Oh sure, an argument could be made that $500 certainly is not going to make a big dent in a multi-million dollar county budget.
And, one can certainly point out that while the County Board is talking about making cuts, they are still adding some expenses. This past week, for instance, they increased their funding support for the Sentence to Serve program — a very worthwhile project, of course.
Then there is the matter of tourism itself.
Admittedly, tourism is not the top priority in Faribault County as far as the commissioners are concerned.
There isn’t a National Park with a geyser going off every half hour. In fact, there isn’t even a State Park located in the county. There are county parks, but they cater a lot to area folks.
There are not a lot of lakes, and not even one big resort to pull in the tourists.
Head to northern Minnesota with its thousands of lakes and hundreds of resorts to see what resorts mean to tourism about. Or south to Okoboji in Iowa.
This is not to say, however, that tourism is non-existent in Faribault County. There are out of area visitors to each one of the towns in the county, especially during each one of their big tourist events. I mean, of course, their summer celebrations.
Those events are geared to try and attract people to come to the town and ‘visit.’ Certainly there are more people who attend Easton Friendship Days than just the couple of hundred people who live in Easton.
Local museums, concerts, plays, parks, pools and golf courses are also important pieces to the county’s tourism business. They all draw their fair share of visitors.
The county fair, too, is a tourist attraction. Sure, it is primarily meant as a county-wide get together, but there are many folks from the Fairmont, Mankato and Albert Lea areas who come over to attend. And this year, with the Sesquicentennial Fair, I would predict even more attendance from those outside of the county borders.

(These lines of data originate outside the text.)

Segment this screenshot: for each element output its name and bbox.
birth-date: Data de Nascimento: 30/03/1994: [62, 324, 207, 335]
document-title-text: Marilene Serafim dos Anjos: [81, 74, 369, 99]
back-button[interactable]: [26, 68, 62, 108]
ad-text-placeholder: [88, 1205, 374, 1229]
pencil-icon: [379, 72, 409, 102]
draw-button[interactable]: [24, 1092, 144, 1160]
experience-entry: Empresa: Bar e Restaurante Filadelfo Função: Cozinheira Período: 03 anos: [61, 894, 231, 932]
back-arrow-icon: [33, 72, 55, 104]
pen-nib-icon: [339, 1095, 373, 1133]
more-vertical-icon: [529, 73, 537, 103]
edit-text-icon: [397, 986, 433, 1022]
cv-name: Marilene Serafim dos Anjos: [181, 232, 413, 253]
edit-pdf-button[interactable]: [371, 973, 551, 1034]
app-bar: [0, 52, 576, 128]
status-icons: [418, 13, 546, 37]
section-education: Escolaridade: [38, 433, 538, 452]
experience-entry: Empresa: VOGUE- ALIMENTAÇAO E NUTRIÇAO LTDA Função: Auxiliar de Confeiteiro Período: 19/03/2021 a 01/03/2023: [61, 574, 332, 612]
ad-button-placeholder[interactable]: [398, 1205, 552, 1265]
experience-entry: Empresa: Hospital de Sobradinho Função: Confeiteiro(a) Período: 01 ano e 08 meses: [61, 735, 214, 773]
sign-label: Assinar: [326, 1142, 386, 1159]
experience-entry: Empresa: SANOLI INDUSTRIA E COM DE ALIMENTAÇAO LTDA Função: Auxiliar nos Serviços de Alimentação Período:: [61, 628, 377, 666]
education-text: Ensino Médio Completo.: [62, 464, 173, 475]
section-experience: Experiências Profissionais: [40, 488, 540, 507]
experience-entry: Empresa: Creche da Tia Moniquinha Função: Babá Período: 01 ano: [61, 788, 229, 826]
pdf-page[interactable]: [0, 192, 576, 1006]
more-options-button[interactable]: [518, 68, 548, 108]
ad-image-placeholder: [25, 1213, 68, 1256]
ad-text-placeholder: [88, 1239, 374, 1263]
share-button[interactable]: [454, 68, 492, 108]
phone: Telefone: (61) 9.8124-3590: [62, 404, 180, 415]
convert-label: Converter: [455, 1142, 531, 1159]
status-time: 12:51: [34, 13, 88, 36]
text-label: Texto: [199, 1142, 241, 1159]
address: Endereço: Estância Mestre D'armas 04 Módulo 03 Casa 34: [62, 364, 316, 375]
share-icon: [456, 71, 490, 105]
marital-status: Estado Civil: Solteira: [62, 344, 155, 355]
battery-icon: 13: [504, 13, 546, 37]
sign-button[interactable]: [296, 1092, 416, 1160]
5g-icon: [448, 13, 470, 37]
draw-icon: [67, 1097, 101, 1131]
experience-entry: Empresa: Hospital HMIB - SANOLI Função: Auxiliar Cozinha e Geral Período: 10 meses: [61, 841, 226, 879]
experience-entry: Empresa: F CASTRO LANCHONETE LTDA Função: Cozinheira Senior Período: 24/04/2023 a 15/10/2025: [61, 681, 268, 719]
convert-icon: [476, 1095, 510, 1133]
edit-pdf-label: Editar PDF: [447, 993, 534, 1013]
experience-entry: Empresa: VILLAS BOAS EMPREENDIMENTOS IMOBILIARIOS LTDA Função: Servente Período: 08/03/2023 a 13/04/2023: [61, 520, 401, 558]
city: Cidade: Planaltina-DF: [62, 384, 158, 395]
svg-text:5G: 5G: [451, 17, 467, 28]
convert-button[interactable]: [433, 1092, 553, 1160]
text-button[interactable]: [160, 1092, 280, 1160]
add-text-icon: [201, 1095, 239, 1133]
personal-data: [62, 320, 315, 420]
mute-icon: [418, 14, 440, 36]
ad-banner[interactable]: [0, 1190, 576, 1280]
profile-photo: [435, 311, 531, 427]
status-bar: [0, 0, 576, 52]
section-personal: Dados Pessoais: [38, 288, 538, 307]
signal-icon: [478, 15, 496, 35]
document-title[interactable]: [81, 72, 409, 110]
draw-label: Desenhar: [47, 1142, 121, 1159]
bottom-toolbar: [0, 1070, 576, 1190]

Then there is the number one tourist hot spot in Faribault County. I refer, of course, to the Green Giant statue in Blue Earth.
I know there are people in Blue Earth, and around the county, who poke fun at the big guy. They think of him as being a bit cheesy. After all, he is 60 feet tall, green and dressed in some sort of too-short, leafy tunic.
Locals sometimes laugh at all the visitors who stop to have their picture taken underneath the statue. Some smugly seem to indicate they have never done such a thing.
But, let’s face facts here. As Shelly Greimann, Blue Earth Chamber of Commerce executive director, tells it, the Green Giant statue is a really big (no pun intended) tourist draw.
Thousands of people exit off of I-90 each year and pull into Blue Earth to stop, see the jolly green guy, and snap a photograph of themselves with the giant piece of Fiberglass.
It’s true, not all of them do much more than that. But, some do. They travel around the county looking for things to do.
Some might hit the gas stations, restaurants or motels along the Highway 169 strip off of the freeway. Others may head north or south, off the freeway.
But, they were here. They may have picked up a souvenir, and with any luck at all, a brochure describing the area.
A recent nationwide survey asked respondents which advertising character they have heard of the most. Number three on the list was the Green Giant.
That means a lot of people say they know who the giant is. And when they see there is a place to stop and see him ‘live’ and close up, they do.
Last year it was from every state in the union, and a dozen foreign countries as well.
Paul Johnson, CEO of Express Diagnostics in Blue Earth, says he has customers coming to his facility from across the country and around the world.
They all, he says, want to go see the Giant statue and have their picture taken there.
Cheesy or not, it is a big part of the local tourism promotion.
Once travelers stop to see the Giant statue, it is a prime time to let them know what else is going on in Faribault County.
Because, there is a lot going on here.